The cardiac neurohormone B-type natriuretic peptide (BNP) is secreted from the ventricular myocardium mainly in response to myocardial stretch and increased wall stress, in humans as well as animals.16
BNP activation aids in the diagnosis and prognosis of LV dysfunction and heart failure of various etiologies.31,32
In terms of MR, it was recently demonstrated that BNP level was higher in patients with functional than those with organic MR.32
Furthermore, it has been suggested that BNP activation in chronic organic MR reflects primarily ventricular and atrial consequences rather than degree of MR.31
In this ovine model, however, we did not observe elevated BNP levels in EXP relative to CTRL at 12 weeks. This might result from the early phase of the LV remodeling process, as well as interspecies differences in BNP activation in response to low pressure LV volume overload.
No intergroup difference in traditional indices of LV function such as PRSW, EF, or Tau were observed. Under these experimental conditions these indices do not allow detection of changes in LV function during the very early stage of the disease, and this is consistent with recent findings.23
Accordingly, a correlation analysis between changes in strain and changes in PRSW, EF or Tau, did not show any closer association between the parameters.
Considerable caution is warranted in extrapolating these experimental findings in sheep hearts to the clinical scenario of long-standing isolated MR in human hearts.
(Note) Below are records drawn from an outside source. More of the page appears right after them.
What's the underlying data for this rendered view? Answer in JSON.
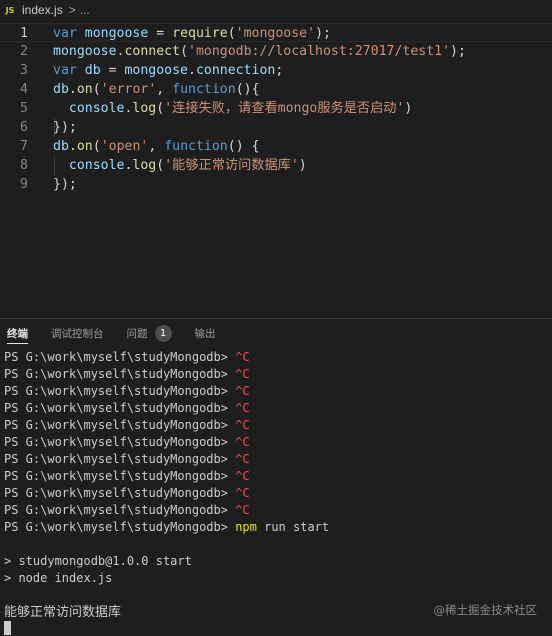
{
  "breadcrumb": {
    "icon": "JS",
    "file": "index.js",
    "sep": ">",
    "more": "..."
  },
  "editor": {
    "lines": [
      {
        "num": "1",
        "current": true,
        "tokens": [
          {
            "t": "var ",
            "c": "kw"
          },
          {
            "t": "mongoose",
            "c": "var"
          },
          {
            "t": " = ",
            "c": "pn"
          },
          {
            "t": "require",
            "c": "fn"
          },
          {
            "t": "(",
            "c": "pn"
          },
          {
            "t": "'mongoose'",
            "c": "str"
          },
          {
            "t": ");",
            "c": "pn"
          }
        ]
      },
      {
        "num": "2",
        "tokens": [
          {
            "t": "mongoose",
            "c": "var"
          },
          {
            "t": ".",
            "c": "pn"
          },
          {
            "t": "connect",
            "c": "fn"
          },
          {
            "t": "(",
            "c": "pn"
          },
          {
            "t": "'mongodb://localhost:27017/test1'",
            "c": "str"
          },
          {
            "t": ");",
            "c": "pn"
          }
        ]
      },
      {
        "num": "3",
        "tokens": [
          {
            "t": "var ",
            "c": "kw"
          },
          {
            "t": "db",
            "c": "var"
          },
          {
            "t": " = ",
            "c": "pn"
          },
          {
            "t": "mongoose",
            "c": "var"
          },
          {
            "t": ".",
            "c": "pn"
          },
          {
            "t": "connection",
            "c": "var"
          },
          {
            "t": ";",
            "c": "pn"
          }
        ]
      },
      {
        "num": "4",
        "tokens": [
          {
            "t": "db",
            "c": "var"
          },
          {
            "t": ".",
            "c": "pn"
          },
          {
            "t": "on",
            "c": "fn"
          },
          {
            "t": "(",
            "c": "pn"
          },
          {
            "t": "'error'",
            "c": "str"
          },
          {
            "t": ", ",
            "c": "pn"
          },
          {
            "t": "function",
            "c": "kw"
          },
          {
            "t": "(){",
            "c": "pn"
          }
        ]
      },
      {
        "num": "5",
        "tokens": [
          {
            "t": "  ",
            "c": "pn"
          },
          {
            "t": "console",
            "c": "var"
          },
          {
            "t": ".",
            "c": "pn"
          },
          {
            "t": "log",
            "c": "fn"
          },
          {
            "t": "(",
            "c": "pn"
          },
          {
            "t": "'连接失败，请查看mongo服务是否启动'",
            "c": "str"
          },
          {
            "t": ")",
            "c": "pn"
          }
        ]
      },
      {
        "num": "6",
        "tokens": [
          {
            "t": "});",
            "c": "pn"
          }
        ]
      },
      {
        "num": "7",
        "tokens": [
          {
            "t": "db",
            "c": "var"
          },
          {
            "t": ".",
            "c": "pn"
          },
          {
            "t": "on",
            "c": "fn"
          },
          {
            "t": "(",
            "c": "pn"
          },
          {
            "t": "'open'",
            "c": "str"
          },
          {
            "t": ", ",
            "c": "pn"
          },
          {
            "t": "function",
            "c": "kw"
          },
          {
            "t": "() {",
            "c": "pn"
          }
        ]
      },
      {
        "num": "8",
        "tokens": [
          {
            "t": "  ",
            "c": "pn"
          },
          {
            "t": "console",
            "c": "var"
          },
          {
            "t": ".",
            "c": "pn"
          },
          {
            "t": "log",
            "c": "fn"
          },
          {
            "t": "(",
            "c": "pn"
          },
          {
            "t": "'能够正常访问数据库'",
            "c": "str"
          },
          {
            "t": ")",
            "c": "pn"
          }
        ]
      },
      {
        "num": "9",
        "tokens": [
          {
            "t": "});",
            "c": "pn"
          }
        ]
      }
    ]
  },
  "panel": {
    "tabs": [
      {
        "label": "终端",
        "active": true
      },
      {
        "label": "调试控制台",
        "active": false
      },
      {
        "label": "问题",
        "active": false,
        "badge": "1"
      },
      {
        "label": "输出",
        "active": false
      }
    ]
  },
  "terminal": {
    "lines": [
      {
        "prompt": "PS G:\\work\\myself\\studyMongodb> ",
        "cmd": "^C",
        "style": "ctrlc"
      },
      {
        "prompt": "PS G:\\work\\myself\\studyMongodb> ",
        "cmd": "^C",
        "style": "ctrlc"
      },
      {
        "prompt": "PS G:\\work\\myself\\studyMongodb> ",
        "cmd": "^C",
        "style": "ctrlc"
      },
      {
        "prompt": "PS G:\\work\\myself\\studyMongodb> ",
        "cmd": "^C",
        "style": "ctrlc"
      },
      {
        "prompt": "PS G:\\work\\myself\\studyMongodb> ",
        "cmd": "^C",
        "style": "ctrlc"
      },
      {
        "prompt": "PS G:\\work\\myself\\studyMongodb> ",
        "cmd": "^C",
        "style": "ctrlc"
      },
      {
        "prompt": "PS G:\\work\\myself\\studyMongodb> ",
        "cmd": "^C",
        "style": "ctrlc"
      },
      {
        "prompt": "PS G:\\work\\myself\\studyMongodb> ",
        "cmd": "^C",
        "style": "ctrlc"
      },
      {
        "prompt": "PS G:\\work\\myself\\studyMongodb> ",
        "cmd": "^C",
        "style": "ctrlc"
      },
      {
        "prompt": "PS G:\\work\\myself\\studyMongodb> ",
        "cmd": "^C",
        "style": "ctrlc"
      },
      {
        "prompt": "PS G:\\work\\myself\\studyMongodb> ",
        "cmd": "npm",
        "rest": " run start",
        "style": "npm"
      },
      {
        "prompt": "",
        "cmd": "",
        "style": "plain"
      },
      {
        "prompt": "> studymongodb@1.0.0 start",
        "cmd": "",
        "style": "plain"
      },
      {
        "prompt": "> node index.js",
        "cmd": "",
        "style": "plain"
      },
      {
        "prompt": "",
        "cmd": "",
        "style": "plain"
      },
      {
        "prompt": "能够正常访问数据库",
        "cmd": "",
        "style": "cn"
      }
    ]
  },
  "watermark": "@稀土掘金技术社区"
}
The sequela of MR in patients is a chronic and insidious phenomenon that can be tolerated clinically for years, and the 12-week follow-up in this study is insufficient to capture the complete pathophysiology of chronic MR. In this study we sought to detect very early changes in LV function, and for this purpose the actual “chronicity” of the model appears appropriate.
Insertion of myocardial markers and beads is invasive and associated with local LV wall trauma, however; this would affect the LV wall mechanics at all myocardial depths because the tunneling and placement of the beads are trans-mural in both groups of animals.
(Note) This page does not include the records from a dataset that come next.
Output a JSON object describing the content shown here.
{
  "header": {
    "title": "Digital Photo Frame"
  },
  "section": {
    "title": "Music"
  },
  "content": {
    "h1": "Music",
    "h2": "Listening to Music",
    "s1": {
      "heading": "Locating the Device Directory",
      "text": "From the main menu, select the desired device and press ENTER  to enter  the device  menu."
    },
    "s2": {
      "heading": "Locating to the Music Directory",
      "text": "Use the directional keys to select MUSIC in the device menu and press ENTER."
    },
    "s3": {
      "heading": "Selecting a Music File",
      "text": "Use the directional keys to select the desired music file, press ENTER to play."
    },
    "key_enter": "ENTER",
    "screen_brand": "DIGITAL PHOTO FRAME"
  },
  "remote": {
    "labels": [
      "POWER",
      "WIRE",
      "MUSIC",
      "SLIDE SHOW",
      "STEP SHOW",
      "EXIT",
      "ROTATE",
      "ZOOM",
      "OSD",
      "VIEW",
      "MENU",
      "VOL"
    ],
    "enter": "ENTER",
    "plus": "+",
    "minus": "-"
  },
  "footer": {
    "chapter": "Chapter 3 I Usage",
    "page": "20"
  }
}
All animals underwent CPB surgery which is known to depress myocardial function. This is most likely the reason for the elevated BNP, and reduced PRSW and strain levels at 1 week relative to 12 weeks. This procedure, however, should affect both study groups equally.
Twelve weeks of “pure” MR in this ovine model caused signs of LV remodeling. Early changes in LV function were detected by alterations in transmural myocardial deformation, particularly in longitudinal diastolic filling strain in the subendocardium, but not by changes in BNP, PRSW, or tau. These alterations in transmural strains may prove useful in the clinical evaluation of latent LV dysfunction in asymptomatic patients with severe MR.